Judy had the hardest job in Ad Alley, under the meanest boss I ever saw. To say that men gave us a hard time in the early 80’s at work? Is only the beginning.

They had been hardened, working there, because in those days every single town had a newspaper. They had seen it all, the murders, the deaths, the obits, the all in all of a town. Advertising was how the paper was able to print itself.

So there were two parts to the paper.

Editorial & Advertising.

Bill didn’t like me. His eyes were cold and mean.

Sharon didn’t like me. Her eyes were hardened slits.

Maybe it because of the way I dressed, then.

Maybe I worked in the meanest part of the building.

Maybe everyone seemed mean because nothing could go wrong.

Not one letter could be off.

Nothing could be wrong.

And all of us cared.

You think the Reporters had it easy? No.

People like Gil the Gardener, had it easy. The columns he wrote were fun and full of metaphor.

Judy did Mark-Up, and mark up was the hardest job in the world. It was kind of like math, in the Cold Type days.

I made a mistake.

It was the worst mistake anyone could ever make at the paper, and it was humiliating.

It was for a Jewelry store in town, maybe at Christmas, that year. They were having a sale, and somehow, somehow, somehow, the typists had typed the whole thing twice, and I had proofread the whole thing twice and it had been pasted up twice as two columns, and it was the SAME two columns, twice and when it came back to my desk, I read the material twice. The only problem was? It was only supposed to be one column. I had read the identical material twice, when. I was the one who was supposed to catch that kind of thing. I read for both Editorial and Advertising at night, in those four hours.

The ad ran in the paper.

I’ll never forget the day Gabe called me into the office, and Bill was sitting in there.

Bill was glaring at me.

Gabe handed me the paper.

Bill said, “Look at this mistake.”

It was my fault.

Not only was a man terrifying me at my apartment, but now a man was terrifying me at work. I was going to be spending the next 20 years of my life, with bosses who terrified me.

I hope you never get a job like that.

I hope you never get a job where some men can make you feel really small, like I felt that day. Not from Gabe, who was my boss, but from Bill.

After that, he rode me.

Every single night.

I was so scared to proofread after that, as I returned to my desk, that I knew I was never going to let Gabe down again.

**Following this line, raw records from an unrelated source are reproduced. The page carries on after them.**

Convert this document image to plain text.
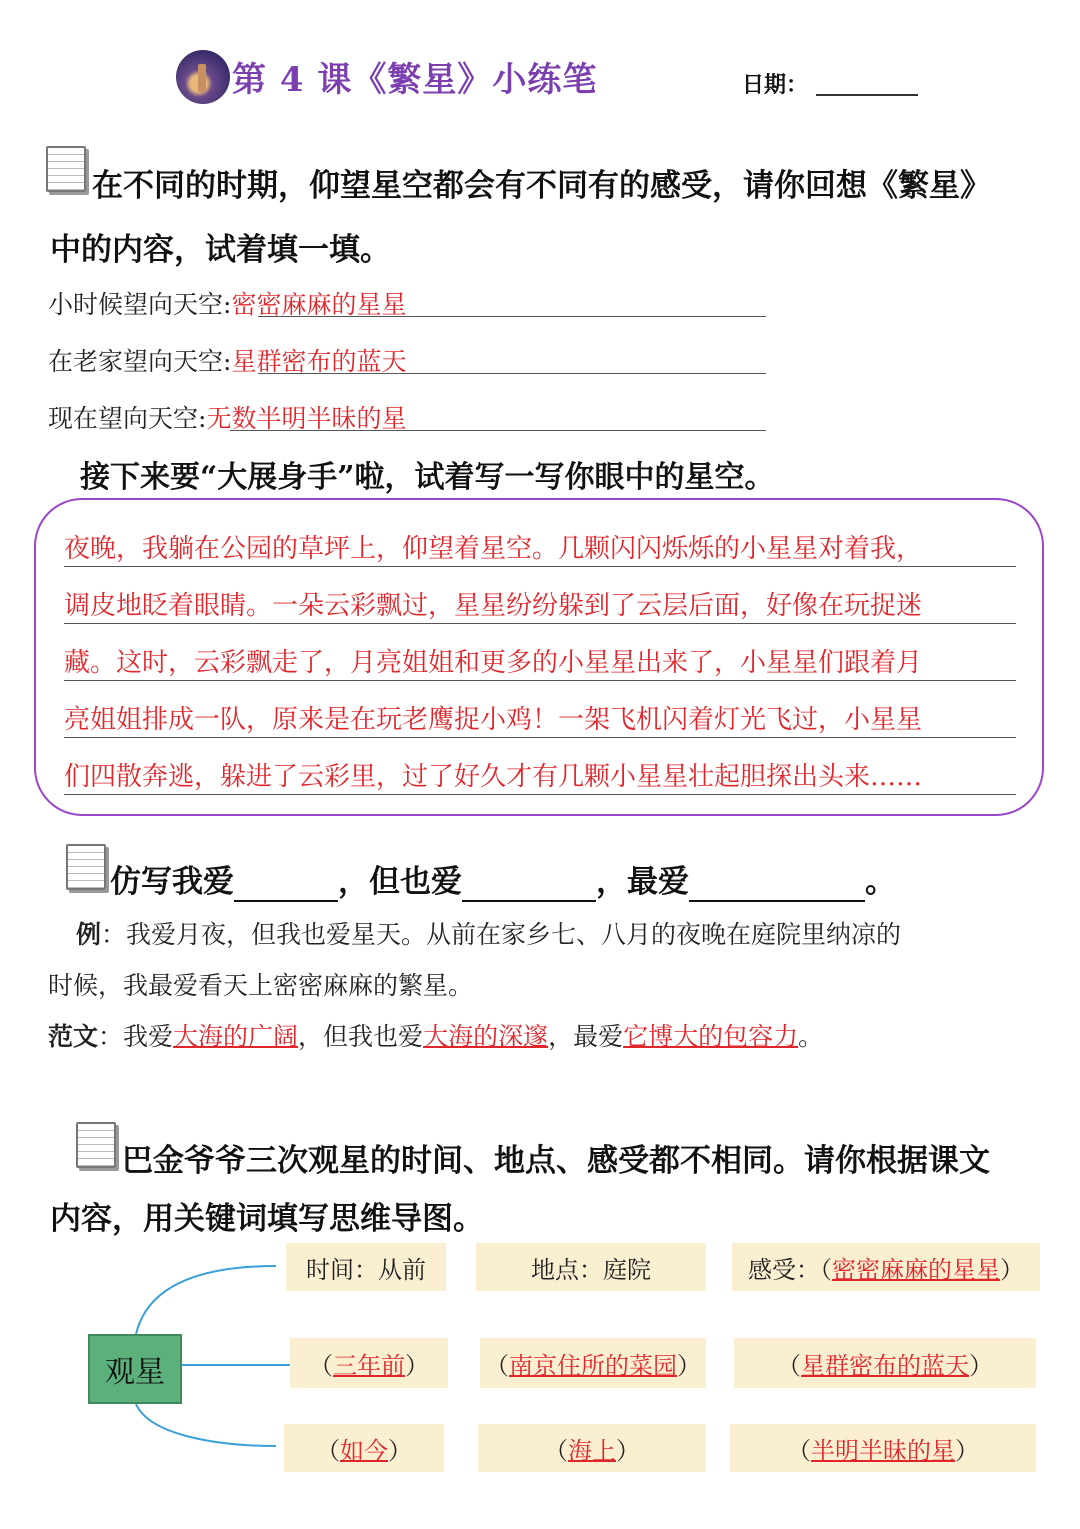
第 4 课《繁星》小练笔	日期：
在不同的时期，仰望星空都会有不同有的感受，请你回想《繁星》
中的内容，试着填一填。
小时候望向天空:密密麻麻的星星
在老家望向天空:星群密布的蓝天
现在望向天空:无数半明半昧的星
接下来要“大展身手”啦，试着写一写你眼中的星空。
夜晚，我躺在公园的草坪上，仰望着星空。几颗闪闪烁烁的小星星对着我，
调皮地眨着眼睛。一朵云彩飘过，星星纷纷躲到了云层后面，好像在玩捉迷
藏。这时，云彩飘走了，月亮姐姐和更多的小星星出来了，小星星们跟着月
亮姐姐排成一队，原来是在玩老鹰捉小鸡！一架飞机闪着灯光飞过，小星星
们四散奔逃，躲进了云彩里，过了好久才有几颗小星星壮起胆探出头来……
仿写我爱	，但也爱	，最爱	。
例：我爱月夜，但我也爱星天。从前在家乡七、八月的夜晚在庭院里纳凉的
时候，我最爱看天上密密麻麻的繁星。
范文：我爱大海的广阔，但我也爱大海的深邃，最爱它博大的包容力。
巴金爷爷三次观星的时间、地点、感受都不相同。请你根据课文
内容，用关键词填写思维导图。
观星
时间： 从前	地点： 庭院	感受：（ 密密麻麻的星星 ）
（ 三年前 ） （ 南京住所的菜园 ）	（ 星群密布的蓝天 ）
（ 如今 ）	（ 海上 ）	（ 半明半昧的星 ）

I felt like it was all my fault, but it wasn’t. The typists hadn’t noticed they had typed the ad twice, the paste-up person in Ad Alley hadn’t noticed he had pasted up the whole thing, twice, and by the time it got to me? Well, it was in something like 3 point, Times Roman, maybe.
Seeing the printed piece?

That I had not caught it?

I would never make a mistake like that ever again.

This was going to be even more important when I got to the Floor.

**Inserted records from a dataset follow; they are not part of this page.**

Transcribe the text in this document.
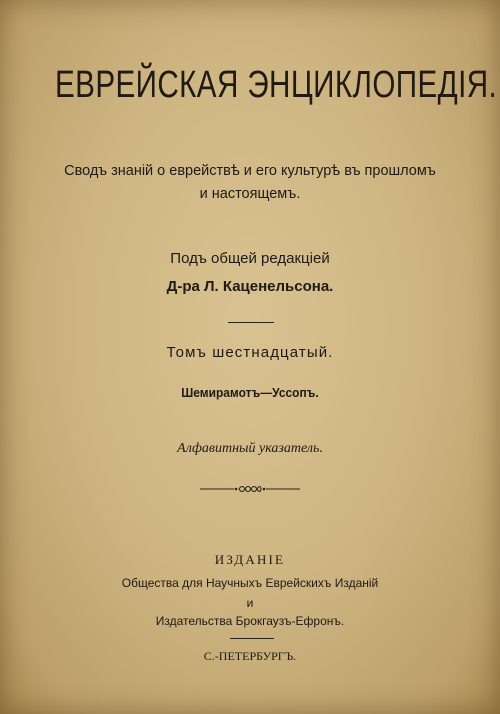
ЕВРЕЙСКАЯ ЭНЦИКЛОПЕДІЯ.
Сводъ знаній о еврействѣ и его культурѣ въ прошломъ
и настоящемъ.
Подъ общей редакціей
Д-ра Л. Каценельсона.
Томъ шестнадцатый.
Шемирамотъ—Уссопъ.
Алфавитный указатель.
ИЗДАНІЕ
Общества для Научныхъ Еврейскихъ Изданій
и
Издательства Брокгаузъ-Ефронъ.
С.-ПЕТЕРБУРГЪ.
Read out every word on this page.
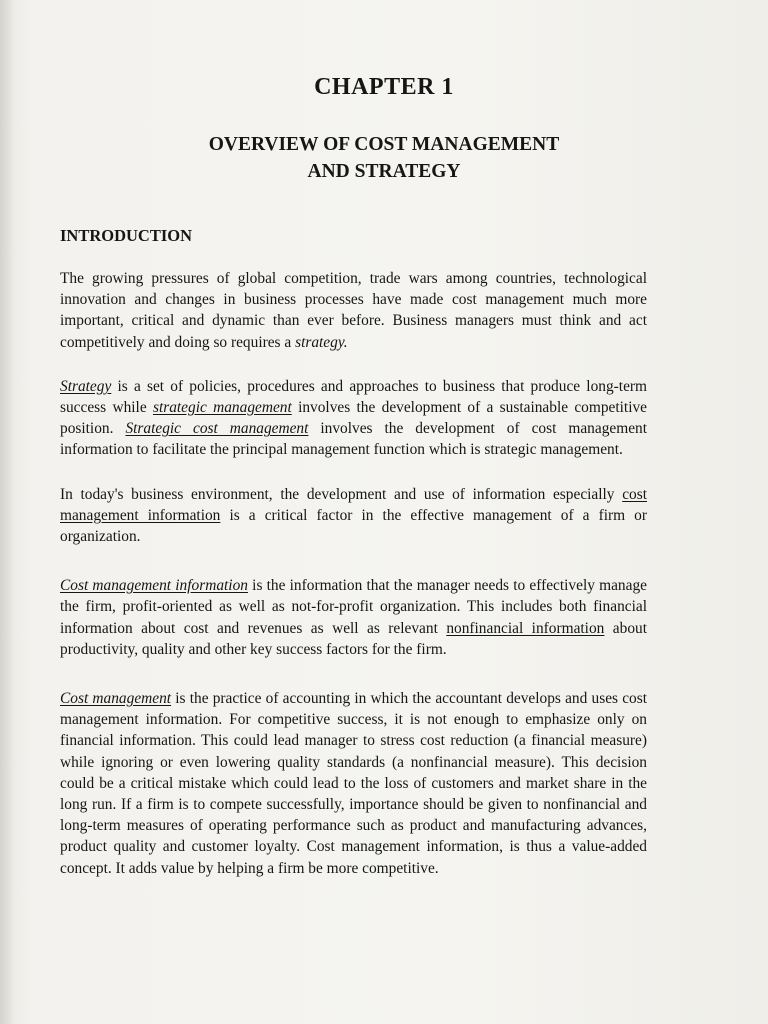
CHAPTER 1
OVERVIEW OF COST MANAGEMENT
AND STRATEGY
INTRODUCTION

The growing pressures of global competition, trade wars among countries, technological innovation and changes in business processes have made cost management much more important, critical and dynamic than ever before. Business managers must think and act competitively and doing so requires a strategy.

Strategy is a set of policies, procedures and approaches to business that produce long-term success while strategic management involves the development of a sustainable competitive position. Strategic cost management involves the development of cost management information to facilitate the principal management function which is strategic management.

In today's business environment, the development and use of information especially cost management information is a critical factor in the effective management of a firm or organization.

Cost management information is the information that the manager needs to effectively manage the firm, profit-oriented as well as not-for-profit organization. This includes both financial information about cost and revenues as well as relevant nonfinancial information about productivity, quality and other key success factors for the firm.

Cost management is the practice of accounting in which the accountant develops and uses cost management information. For competitive success, it is not enough to emphasize only on financial information. This could lead manager to stress cost reduction (a financial measure) while ignoring or even lowering quality standards (a nonfinancial measure). This decision could be a critical mistake which could lead to the loss of customers and market share in the long run. If a firm is to compete successfully, importance should be given to nonfinancial and long-term measures of operating performance such as product and manufacturing advances, product quality and customer loyalty. Cost management information, is thus a value-added concept. It adds value by helping a firm be more competitive.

Can you even imagine how the Publisher felt?

Getting that call from the Advertiser?

Can you imagine how Gabe felt?

I had let Gabe down. I thought I was going to be fired.

I wasn’t.

It was part of the great learning curve that is life.

All of life is a series of roads you will take. But nobody knows where those might lead at 22.

Judy’s job was one of the hardest in the Composing Room, and she was in a man’s world, just like I was. Most of the women? They were just typists. It didn’t matter. We all had jobs. We had all gone to work.

Now that I think of it?

So was mine.

That was a full page ad.

I will never know how Gabe must have been raked over the coals after it ran.

Then it went down the chain of command, one by one, until it got to the girl who had made the mistake.

I never made a mistake like that again.
It was the road to be a Journeyman Printer.

At that time, I didn’t know I would be taking that road.

It was the road of honor, and of duty.

From the littlest paperboy right on up to the top of the Tower, where the Publisher sat.